This week’s Herald reported the plight of an Ōrewa family hit with a 72% rates hike – more than $10,000 a year. The jump arises from rezoning, with new subdivisions now creeping up to their boundary. Yet Watercare has decreed the wastewater connection will not arrive until 2031 – leaving the land stranded and unsaleable.
The story reminds us why New Zealand’s housing is among the least affordable in the world – and why successive governments’ attempts to fix it have failed.
Restrictive planning laws play a part. But at its heart, the problem is the way local infrastructure is funded – and the anti-growth incentives councils face.
With population growth, central government’s tax take rises instantly. More people means more income tax, GST and company tax. Little wonder successive governments have favoured high immigration – it helps balance the Crown’s books.
Councils, however, get nothing in real time from population growth. Yet they bear the brunt of the costs. New subdivisions require roads, public transport, parks – and, critically, water pipes – all funded by council (and council-owned organisations like Watercare) through rates or borrowings.
But ratepayers do not want rate hikes, and growing councils bump up against debt limits. That creates every incentive to delay, down-spec or block growth – especially when the benefits of new ratepayers arrive years later.
Since July, Watercare has been separated from Auckland Council’s balance sheet, removing borrowing as a constraint on Watercare’s growth. But the new framework still bears little resemblance to a profit-driven utility.

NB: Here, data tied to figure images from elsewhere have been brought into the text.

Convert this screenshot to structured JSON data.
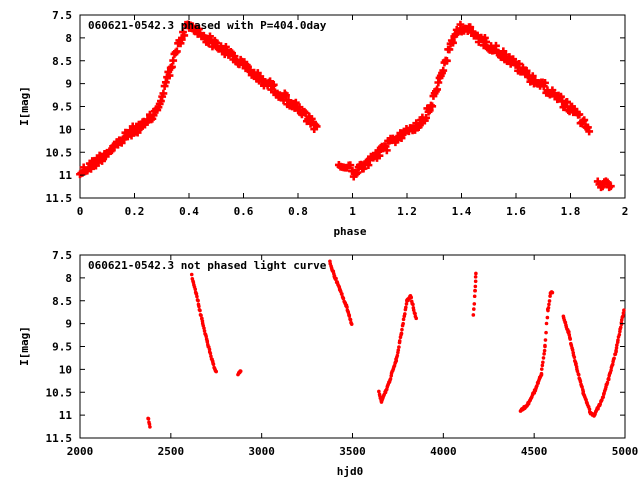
{
  "chart_data": [
    {
      "type": "scatter",
      "title": "060621-0542.3 phased with P=404.0day",
      "xlabel": "phase",
      "ylabel": "I[mag]",
      "xlim": [
        0,
        2
      ],
      "ylim": [
        11.5,
        7.5
      ],
      "y_inverted": true,
      "grid": false,
      "marker_color": "#ff0000",
      "marker": "plus-filled",
      "xticks": [
        "0",
        "0.2",
        "0.4",
        "0.6",
        "0.8",
        "1",
        "1.2",
        "1.4",
        "1.6",
        "1.8",
        "2"
      ],
      "yticks": [
        "7.5",
        "8",
        "8.5",
        "9",
        "9.5",
        "10",
        "10.5",
        "11",
        "11.5"
      ],
      "curve_nodes": [
        [
          0.0,
          10.95
        ],
        [
          0.05,
          10.75
        ],
        [
          0.1,
          10.5
        ],
        [
          0.15,
          10.25
        ],
        [
          0.2,
          10.0
        ],
        [
          0.24,
          9.9
        ],
        [
          0.28,
          9.6
        ],
        [
          0.3,
          9.3
        ],
        [
          0.33,
          8.7
        ],
        [
          0.36,
          8.2
        ],
        [
          0.39,
          7.75
        ],
        [
          0.42,
          7.8
        ],
        [
          0.45,
          7.95
        ],
        [
          0.5,
          8.15
        ],
        [
          0.55,
          8.35
        ],
        [
          0.6,
          8.6
        ],
        [
          0.65,
          8.85
        ],
        [
          0.7,
          9.05
        ],
        [
          0.75,
          9.3
        ],
        [
          0.8,
          9.55
        ],
        [
          0.84,
          9.8
        ],
        [
          0.87,
          10.0
        ]
      ],
      "gap": [
        0.88,
        0.95
      ],
      "scatter_spread": 0.1
    },
    {
      "type": "scatter",
      "title": "060621-0542.3 not phased light curve",
      "xlabel": "hjd0",
      "ylabel": "I[mag]",
      "xlim": [
        2000,
        5000
      ],
      "ylim": [
        11.5,
        7.5
      ],
      "y_inverted": true,
      "grid": false,
      "marker_color": "#ff0000",
      "marker": "dot",
      "xticks": [
        "2000",
        "2500",
        "3000",
        "3500",
        "4000",
        "4500",
        "5000"
      ],
      "yticks": [
        "7.5",
        "8",
        "8.5",
        "9",
        "9.5",
        "10",
        "10.5",
        "11",
        "11.5"
      ],
      "segments": [
        [
          [
            2375,
            11.05
          ],
          [
            2385,
            11.25
          ]
        ],
        [
          [
            2615,
            7.95
          ],
          [
            2640,
            8.35
          ],
          [
            2670,
            8.9
          ],
          [
            2700,
            9.4
          ],
          [
            2730,
            9.85
          ],
          [
            2750,
            10.05
          ]
        ],
        [
          [
            2870,
            10.1
          ],
          [
            2885,
            10.05
          ]
        ],
        [
          [
            3375,
            7.65
          ],
          [
            3400,
            7.95
          ],
          [
            3430,
            8.25
          ],
          [
            3460,
            8.55
          ],
          [
            3480,
            8.8
          ],
          [
            3495,
            9.0
          ]
        ],
        [
          [
            3645,
            10.5
          ],
          [
            3660,
            10.7
          ],
          [
            3700,
            10.3
          ],
          [
            3740,
            9.8
          ],
          [
            3770,
            9.2
          ],
          [
            3800,
            8.5
          ],
          [
            3820,
            8.4
          ],
          [
            3850,
            8.9
          ]
        ],
        [
          [
            4165,
            8.8
          ],
          [
            4175,
            8.3
          ],
          [
            4180,
            7.9
          ]
        ],
        [
          [
            4425,
            10.9
          ],
          [
            4460,
            10.8
          ],
          [
            4500,
            10.5
          ],
          [
            4540,
            10.1
          ],
          [
            4560,
            9.5
          ],
          [
            4575,
            8.7
          ],
          [
            4590,
            8.35
          ],
          [
            4600,
            8.3
          ]
        ],
        [
          [
            4660,
            8.85
          ],
          [
            4690,
            9.2
          ],
          [
            4730,
            9.9
          ],
          [
            4770,
            10.5
          ],
          [
            4810,
            10.95
          ],
          [
            4830,
            11.0
          ],
          [
            4870,
            10.7
          ],
          [
            4910,
            10.2
          ],
          [
            4950,
            9.6
          ],
          [
            4980,
            9.0
          ],
          [
            4995,
            8.7
          ]
        ]
      ]
    }
  ]
}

Unlike Auckland’s privatised electricity distributor Vector, Watercare is prohibited from paying a dividend to its shareholder, Auckland Council. In contrast, Vector is incentivised to connect new homes because its shareholders require it to maximise profits – meaning it must strive to meet demand.

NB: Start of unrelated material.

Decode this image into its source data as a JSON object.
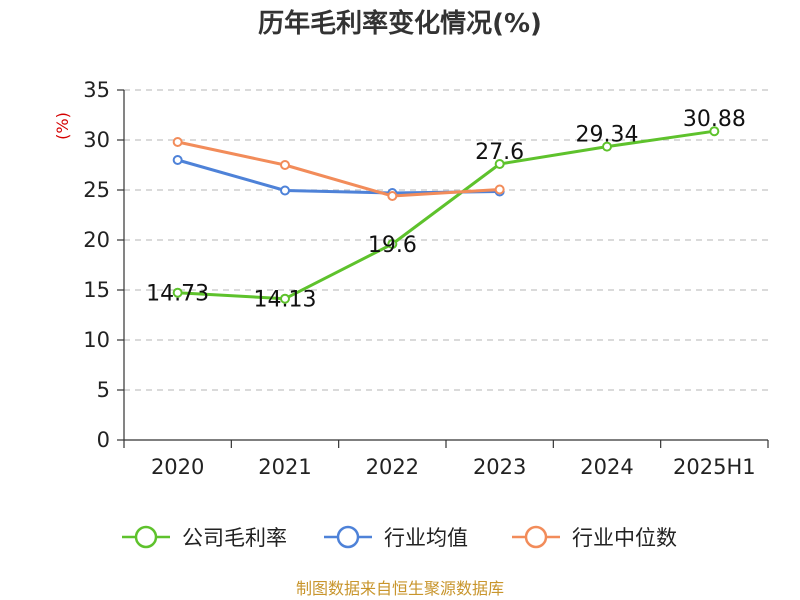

The Ōrewa case fits a broader pattern where incentives dull the commercial drive to meet demand for new infrastructure. Without shareholder pressure to pay a dividend, Watercare has little incentive to meet demand quickly. The outcome is Soviet-style rationing.
With the right incentives, we would see less rationing and more of Watercare's pipes turning up when needed. If Watercare could pay a dividend, Council would champion growth, rather than lose sleep over it.
Until we change how we fund and finance local infrastructure, stories like the Ōrewa family’s will keep repeating. Land will be zoned for housing but locked up by infrastructure bottlenecks.
The lesson is simple: if you want affordable houses, make growth pay.